Common non-malignant oral tumors in dogs:
- Canine Acanthomatous ameloblastoma (CAA, aka "acanthomatous epulis")
- CAA is a benign but locally aggressive tumor which originates from normally dormant ameloblasts (epithelial cells that produce enamel during tooth development) in the gingiva and periodontal ligament. Curative treatment involves excision of the tumor and at least 0.5-1.0cm of surrounding tissue, including bone.
- Peripheral odontogenic fibroma (POF, aka "fibromatous epulis" or "ossifying epulis")

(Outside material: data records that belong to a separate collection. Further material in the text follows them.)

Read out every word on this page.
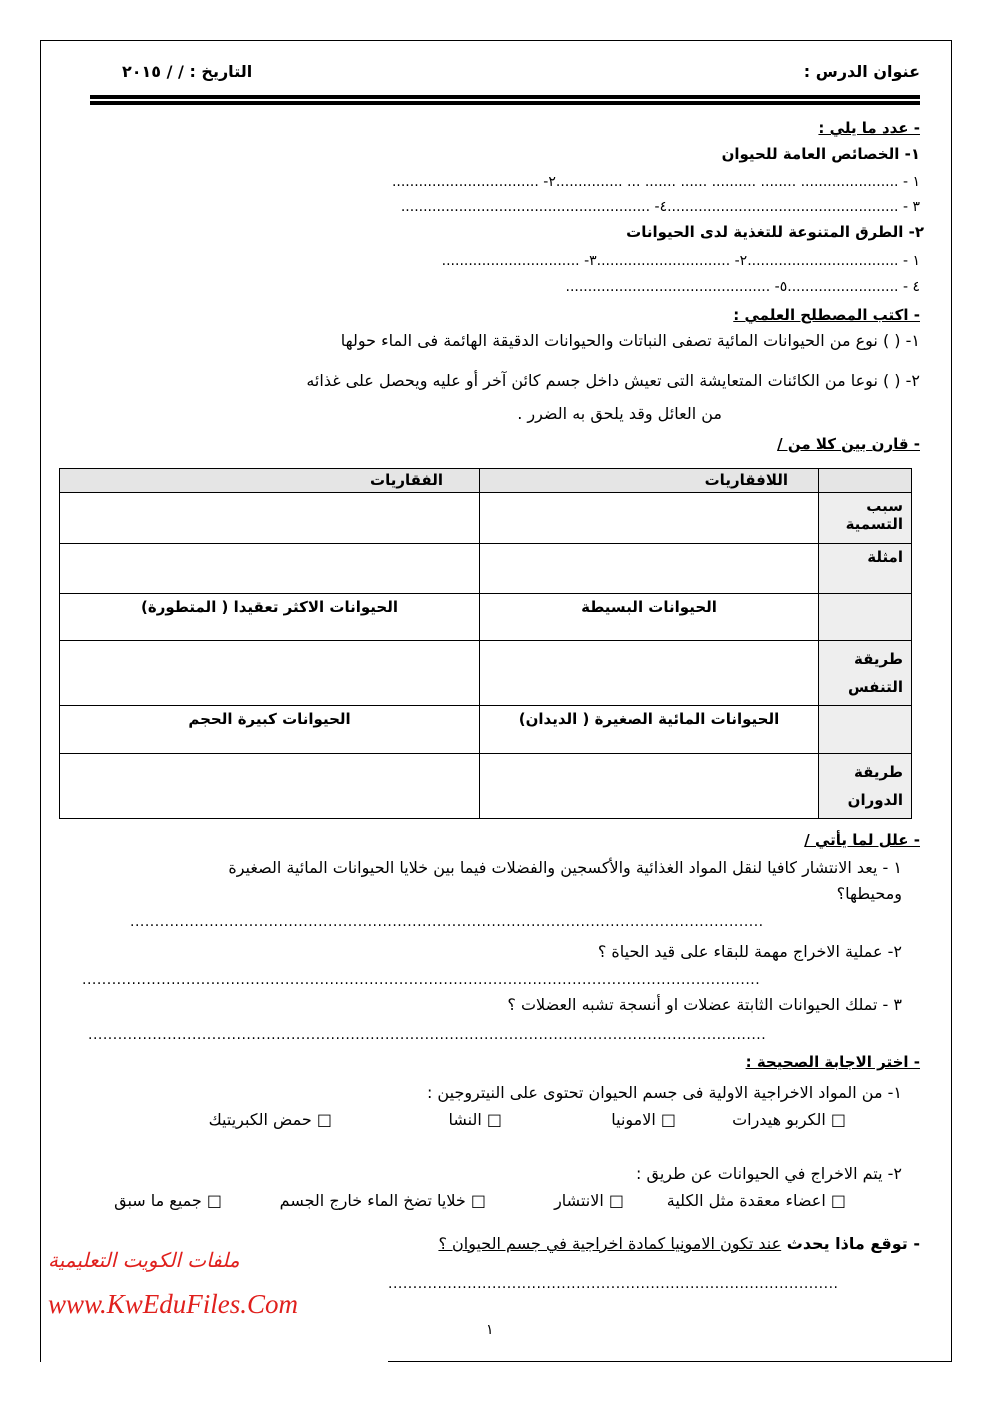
عنوان الدرس :
التاريخ : / / ٢٠١٥
- عدد ما يلي :
١- الخصائص العامة للحيوان
١ - ...................... ........ .......... ...... ....... ... ...............٢- .................................
٣ - ....................................................٤- ........................................................
٢- الطرق المتنوعة للتغذية لدى الحيوانات
١ - ..................................٢- ..............................٣- ...............................
٤ - .........................٥- ..............................................
- اكتب المصطلح العلمي :
١- ( ) نوع من الحيوانات المائية تصفى النباتات والحيوانات الدقيقة الهائمة فى الماء حولها
٢- ( ) نوعا من الكائنات المتعايشة التى تعيش داخل جسم كائن آخر أو عليه ويحصل على غذائه
من العائل وقد يلحق به الضرر .
- قارن بين كلا من /
	اللافقاريات	الفقاريات
سبب التسمية		
امثلة		
	الحيوانات البسيطة	الحيوانات الاكثر تعقيدا ( المتطورة)
طريقة التنفس		
	الحيوانات المائية الصغيرة ( الديدان)	الحيوانات كبيرة الحجم
طريقة الدوران		
- علل لما يأتي /
١ - يعد الانتشار كافيا لنقل المواد الغذائية والأكسجين والفضلات فيما بين خلايا الحيوانات المائية الصغيرة
ومحيطها؟
................................................................................................................................
٢- عملية الاخراج مهمة للبقاء على قيد الحياة ؟
.........................................................................................................................................
٣ - تملك الحيوانات الثابتة عضلات او أنسجة تشبه العضلات ؟
.........................................................................................................................................
- اختر الاجابة الصحيحة :
١- من المواد الاخراجية الاولية فى جسم الحيوان تحتوى على النيتروجين :
□ الكربو هيدرات
□ الامونيا
□ النشا
□ حمض الكبريتيك
٢- يتم الاخراج في الحيوانات عن طريق :
□ اعضاء معقدة مثل الكلية
□ الانتشار
□ خلايا تضخ الماء خارج الجسم
□ جميع ما سبق
- توقع ماذا يحدث عند تكون الامونيا كمادة اخراجية في جسم الحيوان ؟
...........................................................................................
ملفات الكويت التعليمية
www.KwEduFiles.Com
١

- POF are benign, slowly growing tumors that originate in the gingiva from dormant cells of the tooth-forming apparatus. They often produce bone. Excising the mass may be curative, or the POF may regrow slowly. Complete cure requires en bloc resection (including the tooth and surrounding bone associated with the POF). Because these are slowly growing, non-destructive and non-painful, we often choose periodic excision rather than en bloc resection if the POF is at a structurally or functionally important tooth.
In cats, nearly all oral tumors are malignant, and very few are surgically curable. The most common oral tumor in cats is squamous cell carcinoma, which has a grave prognosis: the median survival time is 2 months. Fibrosarcoma, osteosarcoma, and melanoma are less common, and may be surgically treatable if detected at a very early stage.